In 1996, Clark Gable's 1934 best actor award for It Happened One Night fetched $607,500, topping the previous record of $563,500 set by Vivien Leigh's 1939 Oscar for her role as Scarlett O'Hara in Gone with the Wind. Meanwhile, Michael Jackson paid $1,542,500 for the 1939 best picture award for Gone with the Wind, says the auction house.

Celebrity material has always done quite well. But the recent Jackie Kennedy and Marilyn Monroe sales at Sotheby's and Christie's respectively, which did "stupendously well" and "saw the most outrageous prices for seemingly the most simple things", have pushed a market hungry for celebrity memorabilia, Ms Sandberg says.

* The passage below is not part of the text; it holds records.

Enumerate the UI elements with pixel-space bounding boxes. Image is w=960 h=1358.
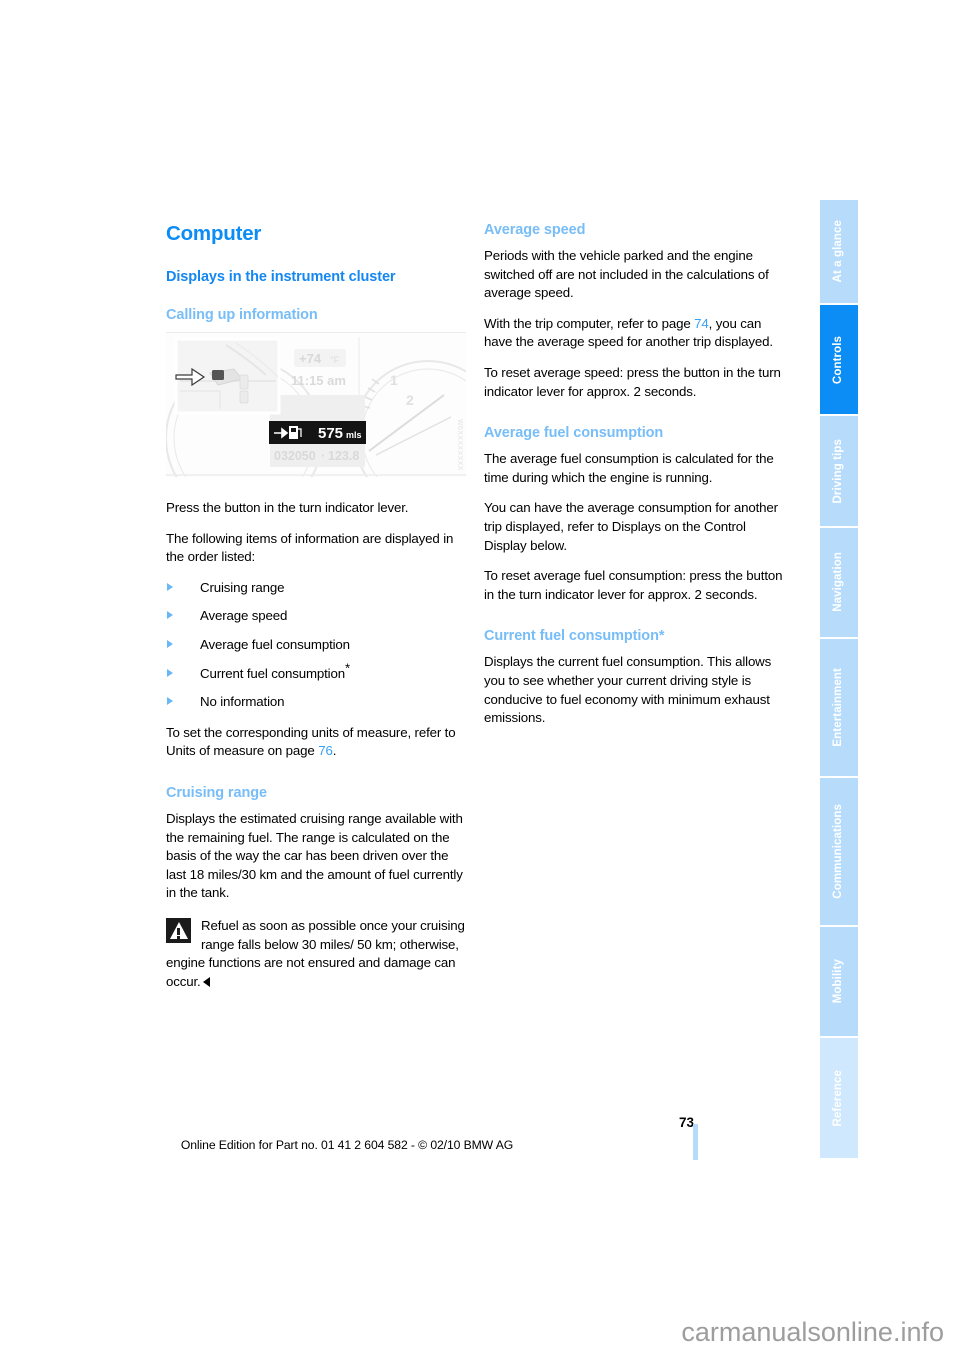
paragraph-average-speed-1: Periods with the vehicle parked and the … [484,248,769,301]
information-items-list: Cruising range Average speed Average fue… [166,579,466,712]
section-heading-average-fuel-consumption: Average fuel consumption [484,425,664,442]
left-text-column: Computer Displays in the instrument clus… [166,222,466,991]
paragraph-average-speed-reset: To reset average speed: press the button… [484,364,781,399]
page-reference-74[interactable]: 74 [694,316,709,331]
site-watermark: carmanualsonline.info [681,1317,944,1347]
paragraph-current-fuel-1: Displays the current fuel consumption. T… [484,654,772,726]
section-heading-current-fuel-consumption: Current fuel consumption* [484,628,665,645]
paragraph-order-listed: The following items of information are d… [166,530,454,565]
sidebar-item-label: Mobility [832,958,845,1004]
svg-text:2: 2 [406,392,414,408]
sidebar-item-label: Entertainment [832,667,845,747]
paragraph-text-end: . [332,743,337,759]
sidebar-item-label: Communications [832,803,845,899]
note-end-marker-icon [202,976,210,987]
sidebar-item-label: Driving tips [832,438,845,504]
paragraph-press-button: Press the button in the turn indicator l… [166,500,409,515]
page-reference-76[interactable]: 76 [318,743,333,758]
warning-triangle-icon [166,917,191,943]
sidebar-item-label: Controls [832,335,845,384]
paragraph-text: With the trip computer, refer to page [484,315,695,331]
svg-text:·: · [321,449,325,463]
list-item: Cruising range [166,579,466,598]
list-item: Average speed [166,607,466,626]
warning-note: Refuel as soon as possible once your cru… [166,917,466,991]
svg-text:+74: +74 [299,351,322,366]
section-heading-calling-up-information: Calling up information [166,307,318,323]
list-item: Current fuel consumption* [166,661,466,684]
sidebar-item-entertainment[interactable]: Entertainment [820,638,858,778]
triangle-bullet-icon [167,668,173,677]
triangle-bullet-icon [167,611,173,620]
paragraph-average-fuel-reset: To reset average fuel consumption: press… [484,568,783,602]
list-item: Average fuel consumption [166,636,466,655]
list-item-label: Average fuel consumption [200,636,350,652]
sidebar-item-navigation[interactable]: Navigation [820,527,858,639]
illustration-watermark: W6XXXXXXXX [456,419,463,471]
list-item-label: Cruising range [200,579,285,595]
list-item-label: Average speed [200,608,288,624]
paragraph-text: To set the corresponding units of measur… [166,724,456,759]
page-number: 73 [678,1115,694,1130]
sidebar-item-at-a-glance[interactable]: At a glance [820,200,858,306]
svg-text:575: 575 [318,425,343,442]
svg-text:11:15 am: 11:15 am [291,373,346,388]
paragraph-average-fuel-2: You can have the average consumption for… [484,500,778,553]
sidebar-item-label: At a glance [832,220,845,283]
triangle-bullet-icon [167,697,173,706]
warning-note-text: Refuel as soon as possible once your cru… [166,917,465,989]
svg-text:123.8: 123.8 [328,449,359,463]
page-title: Computer [166,222,262,245]
svg-text:°F: °F [330,355,340,365]
list-item-label: No information [200,694,285,710]
sidebar-item-communications[interactable]: Communications [820,777,858,927]
paragraph-cruising-range-description: Displays the estimated cruising range av… [166,810,463,901]
footer-edition-note: Online Edition for Part no. 01 41 2 604 … [180,1138,514,1152]
paragraph-average-fuel-1: The average fuel consumption is calculat… [484,451,774,485]
paragraph-average-speed-2: With the trip computer, refer to page 74… [484,315,784,352]
svg-text:032050: 032050 [274,449,316,463]
sidebar-item-driving-tips[interactable]: Driving tips [820,416,858,528]
section-heading-average-speed: Average speed [484,222,586,238]
list-item: No information [166,693,466,712]
svg-text:1: 1 [390,372,398,388]
svg-text:mls: mls [346,430,362,440]
triangle-bullet-icon [167,639,173,648]
list-item-label: Current fuel consumption [200,665,345,681]
right-text-column: Average speed Periods with the vehicle p… [484,222,784,728]
paragraph-units-of-measure: To set the corresponding units of measur… [166,724,466,761]
sidebar-item-label: Reference [832,1069,845,1127]
optional-equipment-asterisk: * [344,660,350,676]
instrument-cluster-illustration: 1 2 +74 °F 11:15 am 575 mls 032050 · 123… [166,332,466,477]
sidebar-item-reference[interactable]: Reference [820,1037,858,1158]
manual-page: At a glance Controls Driving tips Naviga… [0,0,960,1358]
cluster-diagram: 1 2 +74 °F 11:15 am 575 mls 032050 · 123… [166,333,466,477]
sidebar-item-mobility[interactable]: Mobility [820,926,858,1038]
sidebar-item-label: Navigation [832,552,845,612]
sidebar-item-controls[interactable]: Controls [820,305,858,417]
section-heading-cruising-range: Cruising range [166,784,267,801]
triangle-bullet-icon [167,582,173,591]
chapter-index-sidebar: At a glance Controls Driving tips Naviga… [820,200,858,1158]
page-subtitle: Displays in the instrument cluster [166,269,396,285]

Cagney's green 1961 Bentley S2 four-door saloon is expected to fetch between $30,000 and $40,000, while a diamond engagement ring set in platinum and centred by an octagonal-cut diamond of approximately 6.42 carats is estimated at $25,000 to $35,000.

"He was born here in New York in 1899. His parents were born in Ireland. He's from the O'Caignes. He went to Ireland on a couple of different occasions. He hung out with other Irish actors in Hollywood - Spencer Tracey, Pat O'Brien, Maureen O'Hara," Ms Sandberg says.

Best remembered for his gangster roles including Public Enemy, Angels with Dirty Faces (1938), The Roaring Twenties (1939), White Heat (1949) and Love Me or Leave Me (1955), Cagney got his big break on Broadway in Penny Arcade in 1930. Warner Brothers bought the rights to the film, renamed it Sinner's Holiday and hired Cagney to recreate his original role.

Motion picture stills in the auction in lots of 20 or 30 are estimated at $200-$600 per lot. An opening night signed brochure from Yankee Doodle Dandy is estimated at $1,000-$1,500, while a racoon coat which belonged to the actor is estimated at $400-$600.